Having done all above you will make sure that the problem is solved, not just a load test performed.

Wednesday, June 1, 2011

Risk management in Test Planning

Did you ever ask yourself what testing does in the big perspective? Surely you did :) My answer would be: testing is reducing the risk that users will face any issue with the software. In this respect this is very close to what other engineering specialists do. Same way they reduce risk that building collapses on a severe earthquake or that a car will suddenly be on flame while you drive.

Did you ever wonder what techniques other engineers use? Well, I guess most of didn't, in which case this article will be of help.

I have worked with the software that implemented one of most used strategy for risk reduction - Failure Mode and Effect Analysis (hereafter FMEA for the sake of conciseness).

The key in risk management is keeping the possible bad effects in sight. So, it's all about perception. You need to imagine what can go wrong with your application in user hands and build up the strategy how to prevent that particular risk from happening. In case of car manufacturing there can be the risk of losing a wheel at a high speed. Engineers will think of special means to prevent a wheel from spinning away even if the nuts get loose. Solving one such problem engineers advance to the next one, starting from most severe one (severity is this case is a combination of probability and impact).

Now back to the software testing. The risk that our users may face are caused by software defects. Of course this is unrealistic to foresee the defects. But we can foresee the consequences of malfunctions. Let's start from the very beginning. The very first thing a user do is trying to set up the application. So, the worst thing that may happen is setup failure preventing further use of the software. We have found the failure mode, but this is not enough to start creating prevention strategy as this risk is too obscure. The point is to be as precise in description mode as possible.

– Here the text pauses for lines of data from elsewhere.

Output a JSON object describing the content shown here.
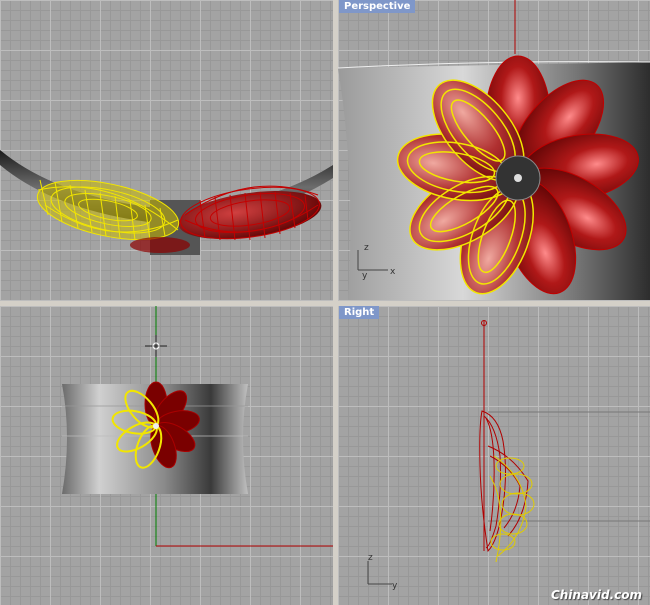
{
  "viewports": {
    "top": {
      "label": ""
    },
    "perspective": {
      "label": "Perspective"
    },
    "front": {
      "label": ""
    },
    "right": {
      "label": "Right"
    }
  },
  "axes": {
    "persp": {
      "z": "z",
      "y": "y",
      "x": "x"
    },
    "right": {
      "z": "z",
      "y": "y"
    }
  },
  "colors": {
    "selected_wire": "#f2e600",
    "red_surface": "#8c0000",
    "grid_bg": "#a3a3a3",
    "x_axis": "#b00000",
    "y_axis": "#008000",
    "label_bg": "#7f97c9"
  },
  "watermark": "Chinavid.com"
}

The setup may fail in many different ways:

- Setup failure in the default setup conditions
- Setup failure due to changing setup options
- Setup failure in unattended mode
- Setup failure while running through the deployment center
- Setup failure due to software compatibility
- Setup failure due to hardware compatibility
- Setup failure due to old version compatibility
- Setup racing failure
- Setup performance is unacceptable low

Now we have the list of possible failure scenarios that can be addressed by testing. Each of the items above has a different combination of probability and impact. For example, "Setup failure in the default setup conditions" may have low probability but highest impact. Meanwhile, risk "Setup failure while running through the deployment center" may have lower impact but the highest probability.

FMEA has a lot of templates that will help to summarize and analyze this information. You can easily find the on the internet. Most of those will be overburdened with the information you will hardly need in analysis, so I suggest my own variant of the table:

## | Failure mode | Impact | Probability | Prevention | Comments |

Prevention depends on the context, so I can only provide you several examples.

One of the systems that I worked on with test team was a very old and big client-server. The reliability was the real problem, so I have put this risk on a table and started to think of the ways to change things to better. The probability of the failure mode was estimated as medium, the impact was highest. Prevention included non-stop automated reliability tests on a dedicated server 24x7. In result, it helped to find major issues that could never be found by other types of testing.

So, the bottom line is:

- Strategies developed in other industries work in software development too, so don't just neglect those finding only because we-are-so-different. This is not the case, nor the excuse.

- Try to foresee possible failure scenarios.

- Build up prevention strategy (which can include not testing only, but all process stages)

- Define a plan where all the required prevention steps will be listed.

- Work to the plan but keep an eye on FMEA table. Things may change as you go. So, the correction may be needed.

Hope this helps! I would be happy to learn what you think.